The Gauguin Connection by Estelle Ryan introduces us to Genevieve Lenard, an extremely intelligent insurance investigator who has a photographic memory but lacks social skills. She knows all of Mozart by heart, and can write all the notes or recollect them in her mind at will. Indeed, Mozart is her saving grace in a world filled with lying people.
Dr. Lenard as she prefers to be called is an expert in body language and nonverbal communication. Kind of like the girl from Lee Hanson’s Castle Cay. But Doctor Lenard is highly educated with three doctorates. When I read the excerpt from the book and saw that it was about art heists, I immediately thought of Sidney Sheldon’s If Tomorrow Comes. Or the more recent Ocean’s Eleven. I was all set to enjoy some fascinating theatrics reading about seemingly impossible cons and thefts. But The Gauguin Connection is not that kind of book. It actually turned out to be much more serious than I expected.
Genevieve is roped in to help a friend of her boss Philip in solving a young girl’s murder. She is a young artist who was shot and a piece of a painting is found in her bag.
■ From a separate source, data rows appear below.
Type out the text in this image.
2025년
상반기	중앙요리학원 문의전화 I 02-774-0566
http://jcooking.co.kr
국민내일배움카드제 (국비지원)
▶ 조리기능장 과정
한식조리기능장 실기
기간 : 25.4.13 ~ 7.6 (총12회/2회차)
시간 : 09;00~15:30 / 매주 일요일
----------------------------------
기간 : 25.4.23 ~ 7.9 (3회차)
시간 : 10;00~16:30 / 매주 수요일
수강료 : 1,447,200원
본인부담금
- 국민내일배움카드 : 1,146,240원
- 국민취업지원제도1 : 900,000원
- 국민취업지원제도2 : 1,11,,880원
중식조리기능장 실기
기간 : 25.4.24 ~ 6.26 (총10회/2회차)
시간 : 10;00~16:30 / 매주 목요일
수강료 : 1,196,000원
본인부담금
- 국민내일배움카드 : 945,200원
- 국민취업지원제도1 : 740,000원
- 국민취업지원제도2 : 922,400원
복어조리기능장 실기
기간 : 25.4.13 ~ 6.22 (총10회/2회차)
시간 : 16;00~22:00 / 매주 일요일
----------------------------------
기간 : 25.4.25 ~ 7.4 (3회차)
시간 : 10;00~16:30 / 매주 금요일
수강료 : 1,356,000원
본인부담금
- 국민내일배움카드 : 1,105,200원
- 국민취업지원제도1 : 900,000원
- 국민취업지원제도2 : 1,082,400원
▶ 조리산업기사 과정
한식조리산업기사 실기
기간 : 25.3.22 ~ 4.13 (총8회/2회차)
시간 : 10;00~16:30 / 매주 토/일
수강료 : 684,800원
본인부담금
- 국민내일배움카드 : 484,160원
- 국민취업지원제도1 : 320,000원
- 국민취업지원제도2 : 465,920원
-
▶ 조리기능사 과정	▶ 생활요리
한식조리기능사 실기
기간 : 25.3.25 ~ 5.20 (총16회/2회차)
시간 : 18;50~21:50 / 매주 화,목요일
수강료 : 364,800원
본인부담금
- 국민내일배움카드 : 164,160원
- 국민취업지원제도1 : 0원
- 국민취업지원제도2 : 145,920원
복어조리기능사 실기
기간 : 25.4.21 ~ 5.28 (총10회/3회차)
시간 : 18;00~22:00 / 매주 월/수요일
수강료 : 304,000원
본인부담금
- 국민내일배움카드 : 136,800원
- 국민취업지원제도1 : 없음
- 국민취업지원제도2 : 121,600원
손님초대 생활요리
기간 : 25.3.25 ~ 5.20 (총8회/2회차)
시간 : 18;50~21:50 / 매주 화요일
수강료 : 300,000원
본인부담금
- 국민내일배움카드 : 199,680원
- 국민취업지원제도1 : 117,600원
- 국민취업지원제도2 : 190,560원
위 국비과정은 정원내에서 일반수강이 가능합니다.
Manny, a colonel in the EDA, some European agency is also working on some missing weapons. It’s all very hush hush. As Genevieve retreats into her research, she opens more than a can of worms. She discovers an enigmatic person who has been exposing several forgeries in the past few years, every time with a different identity and in a different country. No one seems to have caught on to this person. Genevieve is shocked when said person suddenly appears in her life.
As matters escalate, Genevieve becomes ‘jenny’ and finds herself surrounded by a motley crew who are all interested in solving a crime which gets bigger every day. This is extremely challenging for a OCD type person who frequently cleans surfaces touched by others, cannot bear being closer to anyone than a few feet away, avoids shaking hands and takes everything literally. It is sometimes comical and sometimes exasperating at how this person doesn’t understand the simplest of slang or idioms.
The story is set in France, but most of the characters are English. Although Doctor Lenard herself is multi lingual, it is not clear what language she herself speaks. The whole ‘retreating into Mozart’ seems a bit too much sometimes. So does the whole explanation about what Genevieve thinks about something and why.
The scope of The Gauguin Connection is much larger than I had imagined. We are introduced to many colorful characters who will hopefully be a mainstay of the series. There might even be a romantic angle. Overall, this is a fast paced thriller that is a sure page turner. I read it almost nonstop and thoroughly enjoyed it. There is a lot of action and activity without too much guts and gore. A must read!